O Golpe de 64, forjado na Guerra Fria e manipulado no Brasil por civis e militares apátridas e oportunistas (quando não, ignorantes), não poderia conviver com a escrita de Bira. O arbítrio começou com sua prisão, já no dia sete de abril, em dependências de seu outro trabalho, o Departamento de Correios e Telégrafos, reduto de nacionalistas e covil de dedos-duros. Por onze meses sofrerá prisão carcerária, transformada esta em prisão-domiciliar que duraria mais dois anos, com a obrigação de se apresentar aos quartéis militares, semanalmente. Nesse meio tempo, por perseguições mesquinhas, será transferido pelo DCT para São Paulo e depois para Cáceres, na fronteira da Bolívia. Ainda mais: foi condenado a um ano de prisão pela 7ª Região Militar, no Recife, mas, como já tirara cadeia por mais tempo, foi considerado homem livre pela Ditadura. Essa época de sombras, esses tempos de chumbo são revelados por Bira no início do seu livro. Ele não esconde os gemidos dos torturados nem o riso dos companheiros criado nas celas. Aos primeiros trata com indignação e ao segundo com afeto. Sua narração do alto astral dos presos é tão límpida que ouso dizer que enquanto lá fora predominava a traição e o medo (e, também, a resistência), entre os presos políticos era dominante a discussão aberta da história, de política, de economia, de ética, de cultura, em aulas e palestras organizadas, nas quais quem sabia alguma coisa ensinava aos outros. Assim, consequentemente, lá dentro também se falava em Liberdade...

Nos seis meses e pouco nos quais vivi a experiência de preso político, em 1964, seguramente convivi uns cinco meses na mesma cela com Bira, no 16º RI. Dele tenho as melhores recordações, apesar das circunstâncias, e dou o testemunho de sua grandeza humana. Lembro que, muitas vezes, em autodefesa, recitava na memória (como faço agora) os versos de Bandeira:

Mas, por que tanto sofrimento,
Se o meu pensamento é livre na noite?

Essa magia me transportava além das grades e eu vivia, livre, no território da memória e nos campos de minha utopia, um tempo de libertação e de afirmação do meu eu. Era um exercício espiritual. Assim, nas longas noites, convivia com minha mulher e meus filhos, lia meus livros, sentia o mar, a música e a presença de amigos, ensinava na minha escola e me juntava ao meu povo quando idealizava grandes manifestações políticas de punhos cerrados ao ar, em protesto e em defesa de justiça e liberdade.E mais: nem só para isso me serviam os versos de Bandeira. Sobre eles fazia reflexões críticas. É que sabia, por experiência própria que, logo pela manhã, aquelas dezenas de homens confinados naquela cela voltariam a conversar, a discutir, a reafirmar suas convicções políticas e, então, as grades estariam superadas. Então, por que tanto sofrimento?

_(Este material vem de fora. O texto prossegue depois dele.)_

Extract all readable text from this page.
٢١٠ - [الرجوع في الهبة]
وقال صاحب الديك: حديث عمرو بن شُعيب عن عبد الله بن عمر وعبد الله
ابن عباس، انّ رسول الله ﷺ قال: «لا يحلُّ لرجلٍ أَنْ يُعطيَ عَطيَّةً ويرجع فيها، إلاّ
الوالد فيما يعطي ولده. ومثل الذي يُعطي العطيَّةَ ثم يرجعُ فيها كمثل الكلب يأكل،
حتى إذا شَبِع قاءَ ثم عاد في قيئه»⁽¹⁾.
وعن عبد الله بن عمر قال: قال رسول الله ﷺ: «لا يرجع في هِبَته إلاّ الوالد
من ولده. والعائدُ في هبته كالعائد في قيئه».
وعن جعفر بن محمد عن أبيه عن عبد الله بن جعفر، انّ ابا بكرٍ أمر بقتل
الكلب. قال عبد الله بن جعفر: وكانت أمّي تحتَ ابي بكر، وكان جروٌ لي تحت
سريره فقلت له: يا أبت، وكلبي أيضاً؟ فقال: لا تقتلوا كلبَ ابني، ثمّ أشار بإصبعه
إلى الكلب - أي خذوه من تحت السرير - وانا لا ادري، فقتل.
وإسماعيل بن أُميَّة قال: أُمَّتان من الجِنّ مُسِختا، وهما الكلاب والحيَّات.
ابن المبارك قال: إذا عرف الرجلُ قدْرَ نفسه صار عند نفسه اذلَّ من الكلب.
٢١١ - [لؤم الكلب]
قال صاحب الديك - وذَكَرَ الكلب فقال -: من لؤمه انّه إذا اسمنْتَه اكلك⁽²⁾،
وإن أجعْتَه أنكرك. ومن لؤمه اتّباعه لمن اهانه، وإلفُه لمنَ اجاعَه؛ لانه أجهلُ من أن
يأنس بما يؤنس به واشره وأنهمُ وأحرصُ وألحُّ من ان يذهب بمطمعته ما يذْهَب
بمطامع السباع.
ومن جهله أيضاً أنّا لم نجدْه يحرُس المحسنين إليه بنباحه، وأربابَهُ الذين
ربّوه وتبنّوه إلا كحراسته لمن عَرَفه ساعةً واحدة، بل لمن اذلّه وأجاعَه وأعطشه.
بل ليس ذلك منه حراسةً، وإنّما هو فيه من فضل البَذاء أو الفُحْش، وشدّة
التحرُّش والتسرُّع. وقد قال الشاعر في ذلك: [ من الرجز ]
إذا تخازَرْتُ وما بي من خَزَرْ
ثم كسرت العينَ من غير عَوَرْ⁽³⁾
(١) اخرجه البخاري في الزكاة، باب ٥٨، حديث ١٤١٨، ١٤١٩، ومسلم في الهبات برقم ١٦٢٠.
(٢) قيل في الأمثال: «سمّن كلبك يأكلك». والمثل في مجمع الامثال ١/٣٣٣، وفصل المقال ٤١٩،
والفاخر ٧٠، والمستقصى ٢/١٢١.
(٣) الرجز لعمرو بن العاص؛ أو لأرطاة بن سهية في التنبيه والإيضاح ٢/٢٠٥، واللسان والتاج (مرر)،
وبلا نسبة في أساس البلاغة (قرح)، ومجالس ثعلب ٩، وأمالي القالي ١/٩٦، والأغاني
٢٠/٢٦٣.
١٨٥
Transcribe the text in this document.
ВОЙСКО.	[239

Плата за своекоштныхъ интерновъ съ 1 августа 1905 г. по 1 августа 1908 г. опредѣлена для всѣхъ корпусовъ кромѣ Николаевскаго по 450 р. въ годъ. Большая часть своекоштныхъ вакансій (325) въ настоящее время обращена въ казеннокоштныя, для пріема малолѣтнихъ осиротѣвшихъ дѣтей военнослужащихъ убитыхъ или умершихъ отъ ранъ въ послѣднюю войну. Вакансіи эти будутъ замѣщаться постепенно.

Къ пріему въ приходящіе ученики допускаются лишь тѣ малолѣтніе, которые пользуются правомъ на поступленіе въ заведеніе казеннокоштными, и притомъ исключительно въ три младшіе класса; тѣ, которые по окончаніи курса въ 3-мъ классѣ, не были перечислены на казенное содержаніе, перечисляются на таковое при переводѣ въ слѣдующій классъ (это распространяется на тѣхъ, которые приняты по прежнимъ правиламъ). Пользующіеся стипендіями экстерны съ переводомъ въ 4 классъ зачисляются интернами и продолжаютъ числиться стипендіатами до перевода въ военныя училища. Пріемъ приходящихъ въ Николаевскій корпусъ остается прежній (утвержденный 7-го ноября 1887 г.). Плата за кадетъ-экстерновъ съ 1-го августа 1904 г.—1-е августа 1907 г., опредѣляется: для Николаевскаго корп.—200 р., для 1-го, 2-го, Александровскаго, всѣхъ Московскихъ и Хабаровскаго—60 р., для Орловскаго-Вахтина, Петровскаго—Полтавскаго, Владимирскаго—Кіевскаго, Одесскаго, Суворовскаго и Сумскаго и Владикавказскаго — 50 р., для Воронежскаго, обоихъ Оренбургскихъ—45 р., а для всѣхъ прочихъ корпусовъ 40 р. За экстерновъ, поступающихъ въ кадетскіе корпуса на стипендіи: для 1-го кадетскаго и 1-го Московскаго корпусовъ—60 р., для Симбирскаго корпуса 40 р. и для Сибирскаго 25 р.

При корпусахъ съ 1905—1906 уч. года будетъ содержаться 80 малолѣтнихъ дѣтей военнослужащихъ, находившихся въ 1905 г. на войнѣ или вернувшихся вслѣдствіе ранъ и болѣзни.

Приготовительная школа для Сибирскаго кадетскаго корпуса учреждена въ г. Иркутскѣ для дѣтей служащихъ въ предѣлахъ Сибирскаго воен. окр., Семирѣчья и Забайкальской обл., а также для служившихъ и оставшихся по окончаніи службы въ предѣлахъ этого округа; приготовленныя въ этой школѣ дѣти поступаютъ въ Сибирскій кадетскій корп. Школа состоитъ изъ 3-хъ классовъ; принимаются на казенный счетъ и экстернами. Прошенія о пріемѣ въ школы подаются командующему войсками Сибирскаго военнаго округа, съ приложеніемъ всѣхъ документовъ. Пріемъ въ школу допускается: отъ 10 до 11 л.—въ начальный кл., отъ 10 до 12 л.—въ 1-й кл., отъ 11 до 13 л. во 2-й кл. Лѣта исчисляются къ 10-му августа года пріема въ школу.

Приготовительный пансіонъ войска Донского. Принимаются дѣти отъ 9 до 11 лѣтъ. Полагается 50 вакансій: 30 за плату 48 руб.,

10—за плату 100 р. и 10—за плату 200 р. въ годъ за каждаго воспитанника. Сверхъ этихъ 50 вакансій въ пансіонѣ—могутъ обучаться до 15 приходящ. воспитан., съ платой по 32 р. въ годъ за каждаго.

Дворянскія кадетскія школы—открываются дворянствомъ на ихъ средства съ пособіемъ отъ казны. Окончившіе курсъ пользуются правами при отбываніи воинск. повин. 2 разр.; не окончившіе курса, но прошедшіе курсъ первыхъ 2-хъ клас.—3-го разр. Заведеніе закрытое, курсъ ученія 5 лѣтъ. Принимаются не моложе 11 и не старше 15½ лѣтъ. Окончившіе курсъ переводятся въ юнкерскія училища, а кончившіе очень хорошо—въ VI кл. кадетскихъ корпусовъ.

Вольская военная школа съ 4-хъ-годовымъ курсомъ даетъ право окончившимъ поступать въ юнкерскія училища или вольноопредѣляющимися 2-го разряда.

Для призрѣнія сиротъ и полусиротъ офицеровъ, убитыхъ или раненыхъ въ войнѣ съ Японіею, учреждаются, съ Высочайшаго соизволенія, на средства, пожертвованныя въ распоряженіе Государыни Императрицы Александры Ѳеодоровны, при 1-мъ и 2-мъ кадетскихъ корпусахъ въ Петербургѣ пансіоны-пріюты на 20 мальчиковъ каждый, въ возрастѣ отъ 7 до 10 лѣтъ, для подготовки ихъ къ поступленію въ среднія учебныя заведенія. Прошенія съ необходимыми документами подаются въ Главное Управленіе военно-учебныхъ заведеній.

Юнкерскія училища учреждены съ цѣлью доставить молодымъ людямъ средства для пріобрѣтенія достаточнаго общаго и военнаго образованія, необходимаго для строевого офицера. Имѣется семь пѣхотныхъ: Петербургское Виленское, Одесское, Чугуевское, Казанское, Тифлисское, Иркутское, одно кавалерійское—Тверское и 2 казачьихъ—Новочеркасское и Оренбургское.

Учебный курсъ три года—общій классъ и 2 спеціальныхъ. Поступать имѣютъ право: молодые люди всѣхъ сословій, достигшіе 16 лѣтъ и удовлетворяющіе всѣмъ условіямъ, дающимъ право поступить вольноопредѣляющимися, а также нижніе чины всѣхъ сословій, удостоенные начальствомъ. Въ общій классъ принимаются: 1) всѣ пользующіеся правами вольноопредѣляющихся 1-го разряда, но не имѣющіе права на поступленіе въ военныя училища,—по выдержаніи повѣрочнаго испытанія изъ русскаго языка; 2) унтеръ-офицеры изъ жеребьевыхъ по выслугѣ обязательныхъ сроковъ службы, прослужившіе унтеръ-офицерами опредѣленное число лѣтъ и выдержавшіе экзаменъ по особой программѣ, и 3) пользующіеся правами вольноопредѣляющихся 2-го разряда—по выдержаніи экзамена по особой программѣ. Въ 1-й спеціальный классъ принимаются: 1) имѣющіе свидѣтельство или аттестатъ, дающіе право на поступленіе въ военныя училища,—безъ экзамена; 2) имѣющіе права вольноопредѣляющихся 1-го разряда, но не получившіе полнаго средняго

Isso me veio à memória com a lição que Bira nos dá em seu livro. Depois de cinco anos de exílio em São Paulo, já aposentado do DCT, ele volta a Natal e retoma a pena de jornalista. O tema é o mesmo: a defesa do nacionalismo. E ganha a medalha Euzébio Rocha, prêmio oferecido à melhor reportagem sobre a Petrobrás, concorrendo com 22 jornalistas do país todo. Era ao coroamento à sua fidelidade à campanha do Petróleo é Nosso, à sua fidelidade aos ideais políticos de democracia, de soberania e de cidadania. Prisões, exílios, arbítrio, passaram. Restou o Homem, intangível. Restou, também, minha pergunta que é uma corruptela ao verso de Bandeira:

Por que tanto sofrimento,
Se o homem, como Homem, é indestrutível?

Rio de Janeiro, 13 de maio (viva a Lei Áurea!) de 2001.